Disciplina de torque: un torque excesivo de los tornillos de fijación puede indentar las varillas y generar grietas por fatiga; un torque insuficiente puede provocar micromovimientos. Siga las especificaciones del fabricante.

Reducción secuencial: evite una captura forzada e irregular de la varilla que induzca precargas indeseadas.

Planificación de la osteotomía: las osteotomías de 3 columnas requieren compartir la carga (varillas accesorias/enlaces cruzados) y un soporte cuidadoso de la columna anterior cuando esté indicado.

Navegación y neuromonitorización: reduzca la colocación incorrecta de los tornillos (que se comportan como tornillos más cortos) y evite las explosiones corticales que comprometen el agarre.
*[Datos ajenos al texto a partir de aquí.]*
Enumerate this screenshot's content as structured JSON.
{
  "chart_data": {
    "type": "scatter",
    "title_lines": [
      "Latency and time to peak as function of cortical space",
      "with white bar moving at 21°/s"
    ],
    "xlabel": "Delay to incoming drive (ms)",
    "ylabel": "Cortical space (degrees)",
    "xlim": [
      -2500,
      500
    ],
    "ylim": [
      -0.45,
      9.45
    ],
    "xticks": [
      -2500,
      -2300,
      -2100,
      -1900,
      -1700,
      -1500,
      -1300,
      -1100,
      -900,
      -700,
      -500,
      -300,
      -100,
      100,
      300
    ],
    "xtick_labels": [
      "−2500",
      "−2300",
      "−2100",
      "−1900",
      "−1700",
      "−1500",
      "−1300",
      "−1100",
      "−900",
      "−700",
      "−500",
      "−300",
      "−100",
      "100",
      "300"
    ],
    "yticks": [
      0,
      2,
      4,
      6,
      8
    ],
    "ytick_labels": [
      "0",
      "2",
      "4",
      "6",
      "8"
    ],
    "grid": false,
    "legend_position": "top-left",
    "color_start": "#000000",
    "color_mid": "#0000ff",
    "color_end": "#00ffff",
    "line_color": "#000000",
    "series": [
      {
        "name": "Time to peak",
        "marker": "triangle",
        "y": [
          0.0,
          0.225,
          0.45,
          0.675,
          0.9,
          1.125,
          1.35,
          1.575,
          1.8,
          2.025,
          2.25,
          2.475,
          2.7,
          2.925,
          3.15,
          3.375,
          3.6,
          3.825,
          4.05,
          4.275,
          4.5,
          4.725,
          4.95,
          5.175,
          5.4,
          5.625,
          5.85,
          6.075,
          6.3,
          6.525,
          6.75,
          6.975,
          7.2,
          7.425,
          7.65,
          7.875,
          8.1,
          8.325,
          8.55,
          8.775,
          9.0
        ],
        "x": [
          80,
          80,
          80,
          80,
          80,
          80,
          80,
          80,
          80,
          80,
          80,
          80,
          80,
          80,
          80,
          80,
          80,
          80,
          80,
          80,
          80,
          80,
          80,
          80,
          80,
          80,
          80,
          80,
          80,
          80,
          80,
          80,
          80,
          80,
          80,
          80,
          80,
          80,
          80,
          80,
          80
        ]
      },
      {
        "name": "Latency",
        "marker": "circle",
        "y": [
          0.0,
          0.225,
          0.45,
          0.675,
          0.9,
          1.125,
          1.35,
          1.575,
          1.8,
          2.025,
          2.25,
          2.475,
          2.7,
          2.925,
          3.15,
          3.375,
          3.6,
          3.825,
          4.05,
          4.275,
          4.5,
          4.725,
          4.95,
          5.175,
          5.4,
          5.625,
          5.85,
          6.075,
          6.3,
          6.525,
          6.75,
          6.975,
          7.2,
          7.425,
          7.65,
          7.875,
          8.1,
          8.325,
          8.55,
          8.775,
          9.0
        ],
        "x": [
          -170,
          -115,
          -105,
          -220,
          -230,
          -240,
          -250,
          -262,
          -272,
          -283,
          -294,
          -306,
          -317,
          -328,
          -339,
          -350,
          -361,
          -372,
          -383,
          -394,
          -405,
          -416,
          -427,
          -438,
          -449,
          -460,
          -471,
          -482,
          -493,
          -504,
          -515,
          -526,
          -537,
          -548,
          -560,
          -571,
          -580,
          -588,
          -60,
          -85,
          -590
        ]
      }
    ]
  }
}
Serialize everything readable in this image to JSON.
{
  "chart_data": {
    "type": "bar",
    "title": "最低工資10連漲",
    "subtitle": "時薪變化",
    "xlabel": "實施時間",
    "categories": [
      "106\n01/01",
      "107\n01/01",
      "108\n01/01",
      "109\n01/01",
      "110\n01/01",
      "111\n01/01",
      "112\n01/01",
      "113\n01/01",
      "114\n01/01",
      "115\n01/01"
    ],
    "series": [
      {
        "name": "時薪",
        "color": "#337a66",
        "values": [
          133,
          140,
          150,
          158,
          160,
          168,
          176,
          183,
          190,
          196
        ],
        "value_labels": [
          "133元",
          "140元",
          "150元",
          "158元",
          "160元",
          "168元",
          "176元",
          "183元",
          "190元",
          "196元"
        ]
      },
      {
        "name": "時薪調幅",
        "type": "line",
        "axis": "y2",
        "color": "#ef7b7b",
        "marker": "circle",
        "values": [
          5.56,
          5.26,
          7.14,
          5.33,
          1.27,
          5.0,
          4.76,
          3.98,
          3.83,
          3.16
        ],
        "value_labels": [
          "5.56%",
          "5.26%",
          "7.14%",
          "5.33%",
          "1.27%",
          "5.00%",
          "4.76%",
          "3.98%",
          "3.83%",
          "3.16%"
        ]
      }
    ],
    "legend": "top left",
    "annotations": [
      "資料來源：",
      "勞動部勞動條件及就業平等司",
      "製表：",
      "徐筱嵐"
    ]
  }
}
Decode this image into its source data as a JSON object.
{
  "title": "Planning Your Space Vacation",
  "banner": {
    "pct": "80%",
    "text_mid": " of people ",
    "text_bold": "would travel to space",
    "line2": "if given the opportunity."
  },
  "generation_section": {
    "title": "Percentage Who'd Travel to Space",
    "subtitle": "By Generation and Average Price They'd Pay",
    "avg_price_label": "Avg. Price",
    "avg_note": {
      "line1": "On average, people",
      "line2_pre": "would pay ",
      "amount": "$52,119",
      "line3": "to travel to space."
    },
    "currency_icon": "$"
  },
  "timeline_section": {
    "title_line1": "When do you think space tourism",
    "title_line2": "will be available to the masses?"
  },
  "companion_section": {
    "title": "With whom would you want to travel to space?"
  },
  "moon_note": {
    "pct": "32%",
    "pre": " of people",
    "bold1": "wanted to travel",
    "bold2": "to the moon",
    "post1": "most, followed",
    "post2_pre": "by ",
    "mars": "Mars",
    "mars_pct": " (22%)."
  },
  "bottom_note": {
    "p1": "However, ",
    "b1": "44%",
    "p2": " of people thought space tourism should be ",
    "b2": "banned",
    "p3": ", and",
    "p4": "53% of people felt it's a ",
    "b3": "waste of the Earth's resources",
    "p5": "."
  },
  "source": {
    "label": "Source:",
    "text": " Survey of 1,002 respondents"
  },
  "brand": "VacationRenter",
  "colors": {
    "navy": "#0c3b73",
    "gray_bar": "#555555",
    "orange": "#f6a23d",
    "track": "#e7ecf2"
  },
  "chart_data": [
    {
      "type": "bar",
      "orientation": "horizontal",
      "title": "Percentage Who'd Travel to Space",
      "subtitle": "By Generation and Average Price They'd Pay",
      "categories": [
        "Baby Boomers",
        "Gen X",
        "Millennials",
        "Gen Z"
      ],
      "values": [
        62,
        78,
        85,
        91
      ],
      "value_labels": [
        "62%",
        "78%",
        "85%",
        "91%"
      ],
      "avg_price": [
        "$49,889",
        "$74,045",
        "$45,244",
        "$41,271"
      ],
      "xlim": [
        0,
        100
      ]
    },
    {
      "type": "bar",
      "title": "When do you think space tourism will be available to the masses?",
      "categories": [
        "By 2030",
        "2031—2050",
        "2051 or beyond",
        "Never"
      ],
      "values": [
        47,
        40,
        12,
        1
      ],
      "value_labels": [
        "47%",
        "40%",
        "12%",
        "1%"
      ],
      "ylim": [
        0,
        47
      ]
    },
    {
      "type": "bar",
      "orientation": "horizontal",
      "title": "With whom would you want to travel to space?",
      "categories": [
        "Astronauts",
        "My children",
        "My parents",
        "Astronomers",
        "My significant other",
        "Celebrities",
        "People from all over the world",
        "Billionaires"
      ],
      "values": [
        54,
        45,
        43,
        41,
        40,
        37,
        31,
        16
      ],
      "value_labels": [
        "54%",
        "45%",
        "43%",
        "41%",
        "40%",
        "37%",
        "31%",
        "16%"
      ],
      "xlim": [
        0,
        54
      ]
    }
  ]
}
Opciones intercorporales: la lordosis segmentaria mediante cajas laterales o TLIF/PLIF ayuda a alcanzar los objetivos de la LL sin sobrecargar los elementos posteriores, especialmente útil en columnas con alta incisión proximal.

Técnica Intraoperatoria Que Da Buenos Resultados

Postoperatorio Y Seguimiento: Detectar Pequeños Problemas A Tiempo

Las imágenes tempranas a las 6-12 semanas pueden detectar la formación de halos alrededor de los tornillos o muescas en la varilla antes de un fallo evidente.

Si se sospecha una fractura de la varilla (dolor focal de nueva aparición, pérdida de corrección), se deben obtener radiografías completas en bipedestación; se debe considerar la realización de una TC para evaluar el implante y el estado de la fusión.

Mantener el tratamiento para la osteoporosis y la rehabilitación de la sarcopenia para proteger la estructura a largo plazo.

Fuentes a Consultar

Asghar, J., et al. (2024). Pelvic incidence–lumbar lordosis mismatch and personalized interbody implants. Journal of Spinal Disorders & Techniques, 37(2), 145–154.

Cook, S. D., Salkeld, S. L., Whitecloud, T. S., Barbera, J., & Sharpe, F. (2004). PMMA augmentation improves pedicle screw fixation strength in osteoporotic spines. Spine, 29(4), 436–441.

Habib, A., et al. (2023). Direct iliac screw versus S2-alar-iliac fixation: Anatomical and biomechanical comparison. European Spine Journal, 32(8), 1590–1602.